Americans who turn up in the emergency room to get dental care aren’t lost, they’re probably just running out of options.
According to a new report from the Pew Center on the States, more than 800,000 visits to the ER in 2009 were for toothaches and other avoidable dental ailments.
“People showing up at emergency rooms for dental is really your sign that your system is breaking down,” Shelly Gehshan, director for the Pew Center’s Children’s Dental Campaign says. “It’s just not serving enough people. This is your symptom of a system in crisis.”
During times of economic crisis, state Medicaid programs often target dental benefits as their first budgetary cut, pushing low-income patients from the dentist office to the emergency room. But the shift from Medicaid reimbursements to hospitals is still costly to states. Dental groups have long since said that ERs only provide temporary relief for dental emergencies and lead to reoccurring hospital visits, which burden taxpayers. “We’re spending in the worst possible way,” Gehshan says.
For example the report shows that in 2002 Maryland had a 12 percent increase in the rate of ER dental visits once the state stopped Medicaid reimbursements for private practice dentists treating adult emergencies. Florida reported more than 115,000 dental-related ER visits in 2010, and in Oregon a 31 percent hike of ER cases among Medicaid enrollees over a three-year-period.

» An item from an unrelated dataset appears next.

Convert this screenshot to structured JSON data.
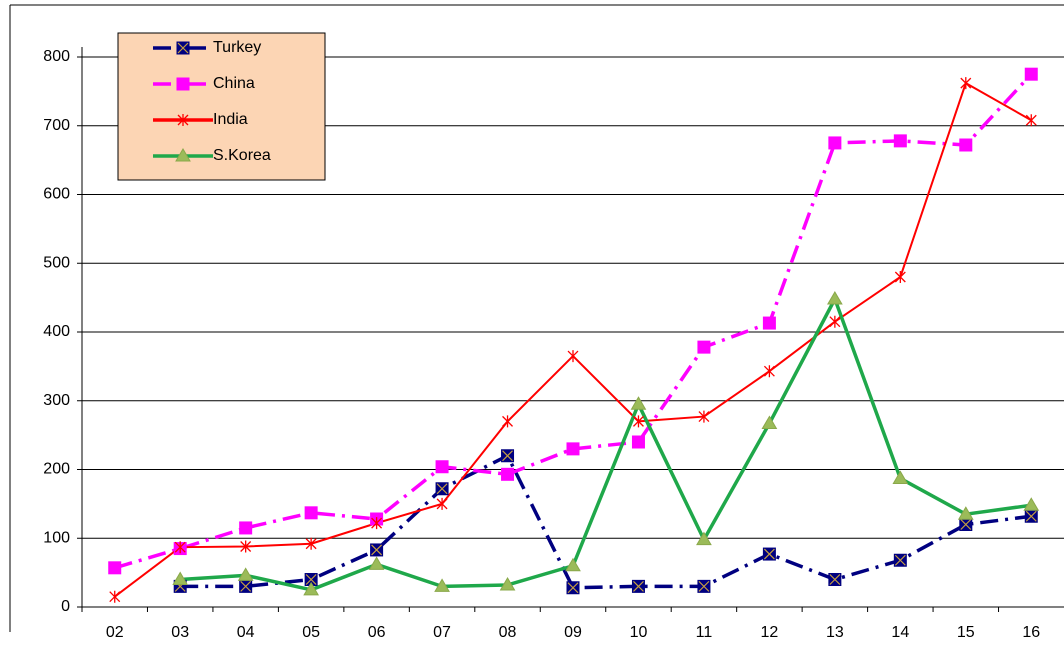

Access to dental care is also creating the surge in ER visits. Safety-net facilities like community health centers are losing federal dollars and are unable to provide comprehensive dental care. The report suggests several steps to alleviate this problem. “States committed to serving more low-income people should ensure their Medicaid reimbursement rates are high enough to cover the cost of care,” the report notes. Gehshan says that 90 percent of dental care in the U.S. is done by private practitioners and the majority of them don’t accept Medicaid.
Another strategy includes implementing ‘dental therapists’ or providers that are similar to nurse practitioners in the medical field. According to the report, dental therapists would be supervised by dentists and “could perform some services offered by dentists, including both preventive and restorative (e.g., filling cavities) care.” Minnesota and some Native American Alaskan tribes are already using these professionals.
But the American Dental Association, which released a statement on Tuesday agreeing with much of Pew’s report, opposes the idea of expanding dental therapists in the U.S. The dental association challenges Pew’s projections of a decreasing supply of trained dentists and notes that relegating patients to “so-called ‘midlevel dental providers’ is wrongheaded.” The ADA cites the Journal of Dental Education’s 2009 report that “both the ratio of dentists to population and the net number of dentists will increase, not decrease, contrary to what the Pew report states.”